時は少し遡り、夏休み序盤。まだ地獄に足を踏み入れる前である。

 私が一つ書き上げた作品が、今もカクヨムの最下層あたりに眠っている筈である。今読むと視点がぐっちゃぐちゃで読めたものではないが、当時は力作と信じてやまなかった。

 題は『ベリアルさんの偉大なる悪魔料理』

 かつて人類が開いたゲートにより悪魔が現れた。そんな悪魔に対抗すべく作られた組織「DR」に所属する宮沖トウヤはある日、力を失った悪魔ベリアルと出会い、身体を乗っ取られ、戦いの災禍に巻き込まれ…

 

 うん、やかましい(二回目)

 なんだこれ、呪術○戦すぎるだろ。

 

 今にして思えば、本当によく分からない。一応二部三部と続ける予定だったものの、なんか蛇足くさいからという理由で全十二話で収めたのだが、そのせいで伏線が散らかりすぎてもう訳が分からない。ていうか、なんの説明もなしにアガリアレプトとかサタナキアとか言われても何が何だかって人の方が多かった筈である。

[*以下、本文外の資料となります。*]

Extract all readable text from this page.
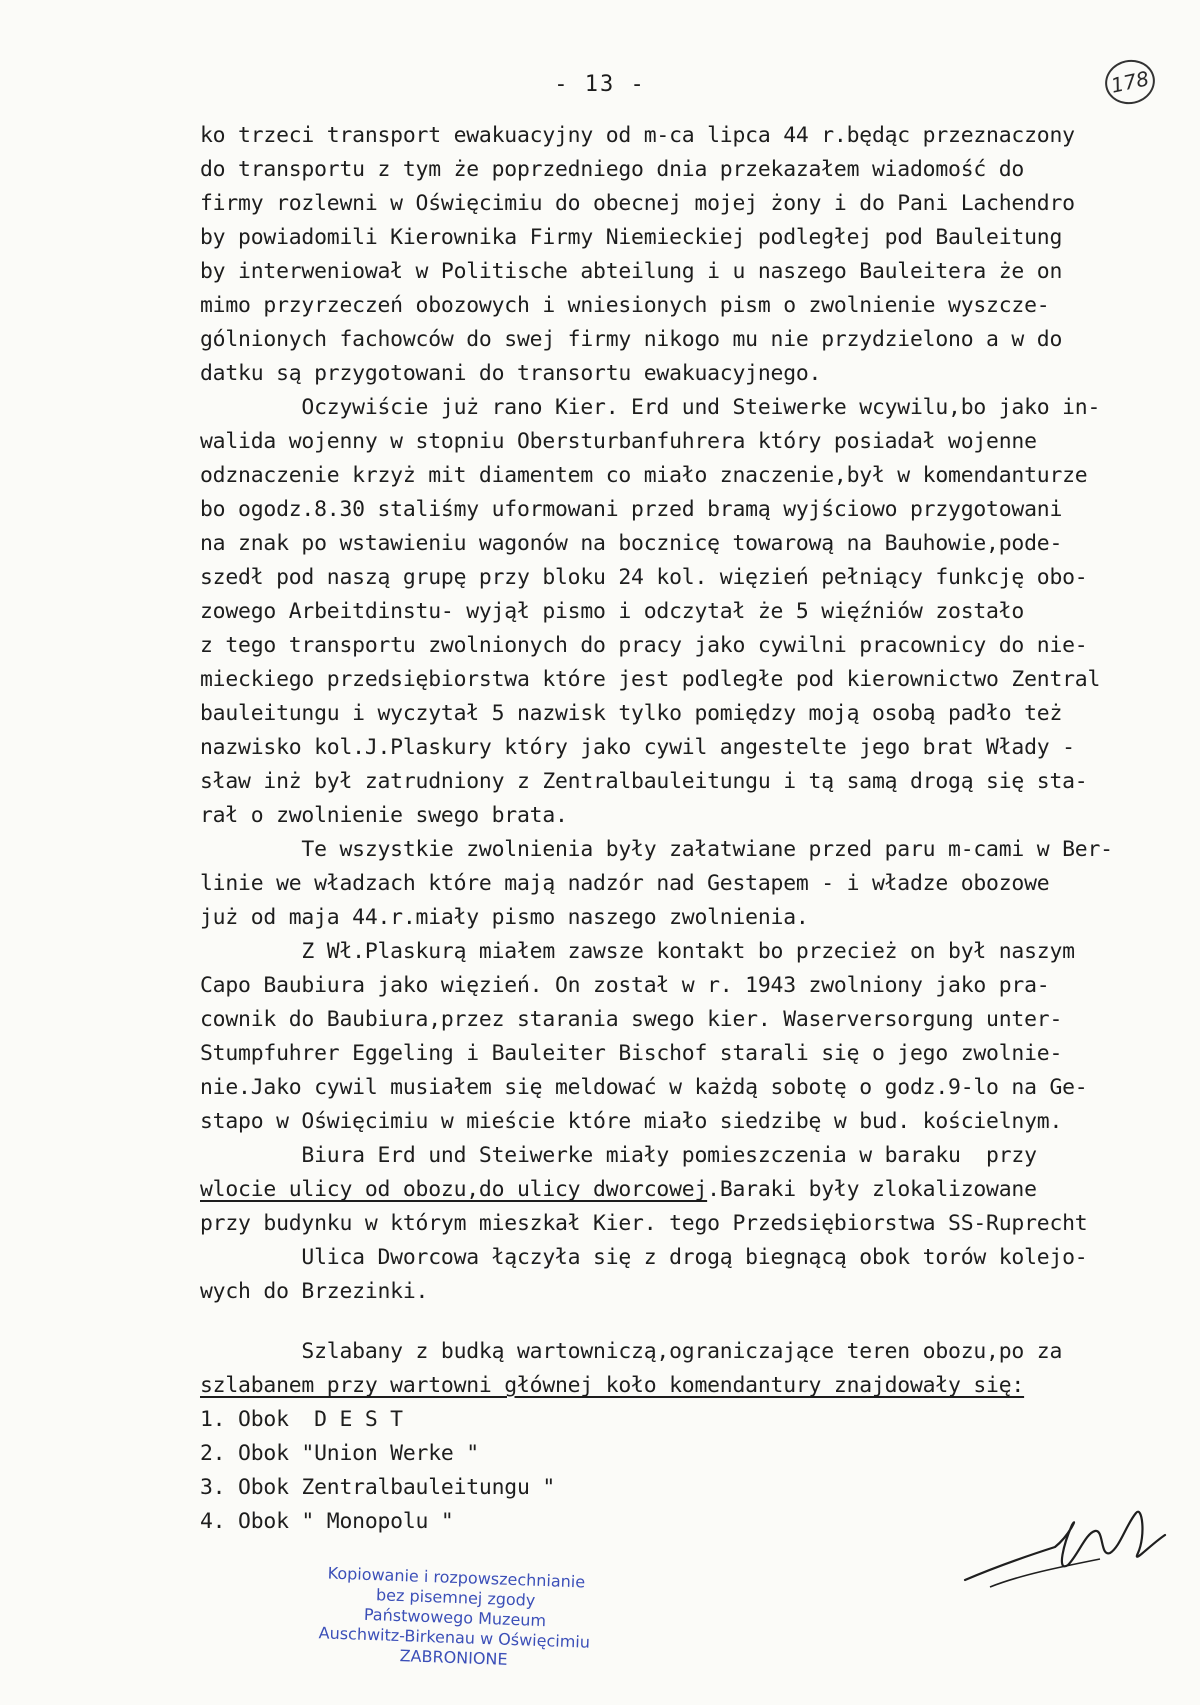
- 13 -	178
ko trzeci transport ewakuacyjny od m-ca lipca 44 r.będąc przeznaczony
do transportu z tym że poprzedniego dnia przekazałem wiadomość do
firmy rozlewni w Oświęcimiu do obecnej mojej żony i do Pani Lachendro
by powiadomili Kierownika Firmy Niemieckiej podległej pod Bauleitung
by interweniował w Politische abteilung i u naszego Bauleitera że on
mimo przyrzeczeń obozowych i wniesionych pism o zwolnienie wyszcze-
gólnionych fachowców do swej firmy nikogo mu nie przydzielono a w do
datku są przygotowani do transortu ewakuacyjnego.
Oczywiście już rano Kier. Erd und Steiwerke wcywilu,bo jako in-
walida wojenny w stopniu Obersturbanfuhrera który posiadał wojenne
odznaczenie krzyż mit diamentem co miało znaczenie,był w komendanturze
bo ogodz.8.30 staliśmy uformowani przed bramą wyjściowo przygotowani
na znak po wstawieniu wagonów na bocznicę towarową na Bauhowie,pode-
szedł pod naszą grupę przy bloku 24 kol. więzień pełniący funkcję obo-
zowego Arbeitdinstu- wyjął pismo i odczytał że 5 więźniów zostało
z tego transportu zwolnionych do pracy jako cywilni pracownicy do nie-
mieckiego przedsiębiorstwa które jest podległe pod kierownictwo Zentral
bauleitungu i wyczytał 5 nazwisk tylko pomiędzy moją osobą padło też
nazwisko kol.J.Plaskury który jako cywil angestelte jego brat Włady -
sław inż był zatrudniony z Zentralbauleitungu i tą samą drogą się sta-
rał o zwolnienie swego brata.
Te wszystkie zwolnienia były załatwiane przed paru m-cami w Ber-
linie we władzach które mają nadzór nad Gestapem - i władze obozowe
już od maja 44.r.miały pismo naszego zwolnienia.
Z Wł.Plaskurą miałem zawsze kontakt bo przecież on był naszym
Capo Baubiura jako więzień. On został w r. 1943 zwolniony jako pra-
cownik do Baubiura,przez starania swego kier. Waserversorgung unter-
Stumpfuhrer Eggeling i Bauleiter Bischof starali się o jego zwolnie-
nie.Jako cywil musiałem się meldować w każdą sobotę o godz.9-lo na Ge-
stapo w Oświęcimiu w mieście które miało siedzibę w bud. kościelnym.
Biura Erd und Steiwerke miały pomieszczenia w baraku  przy
wlocie ulicy od obozu,do ulicy dworcowej.Baraki były zlokalizowane
przy budynku w którym mieszkał Kier. tego Przedsiębiorstwa SS-Ruprecht
Ulica Dworcowa łączyła się z drogą biegnącą obok torów kolejo-
wych do Brzezinki.
Szlabany z budką wartowniczą,ograniczające teren obozu,po za
szlabanem przy wartowni głównej koło komendantury znajdowały się:
1. Obok  D E S T
2. Obok "Union Werke "
3. Obok Zentralbauleitungu "
4. Obok " Monopolu "
Kopiowanie i rozpowszechnianie
bez pisemnej zgody
Państwowego Muzeum
Auschwitz-Birkenau w Oświęcimiu
ZABRONIONE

 羽島の過去やらゲート開通の真意、今は亡き二部でテーマとして扱った悪魔の存在とその起源だとか、文章にしてない故に自分にしか分からない設定が盛られすぎなのだ。

 そしてなにより、ガバい。長期ではなく十二話で完結させ、制作期間も二週間程度と拙作すぎる。もっと練れよ設定を。

 

 正直、この頃は内心の反映などではなく、

義務感で書いていた。キミトメにあった様な、自身の反映など一切ない。むしろあったら困るだろこのテーマは。ふざけてんのか。

 故に、ただの娯楽を生み出そうとしていた訳である。これ以上は文句が止まらなくなるので、自重する。

 

 作中「七つの大罪 強欲」にあたるマモンというキャラが登場している。彼は、己の正義が欲しければ他者の正義を食い荒らせ、と語った。正義の反対もまた正義である、だからなんだよ俺の正義のために犠牲になれよ、そういった事だろうか。しかしこれはこれで、悪魔らしい身勝手な内面を表せたのではないだろうか。

 

 

 ただ、夏休み後半から九月にかけての私のくたびれようを考えるに「ベリアルさん」はここで終わっていて本当に良かったと思う。当時完結している作品といえば「歪ミノ咎学園」のみであり、私を苛む躁鬱の中でダラダラと本作を続けていれば、きっとまた同じように途中で投げ出していただろう。

 「ベリアルさん」は私にとって、初めて短期間で完結させた作品。どちらかと言うと、短編にあたるものなのだ。完結させた、その事実を得られただけでも、役割は果たせた筈である。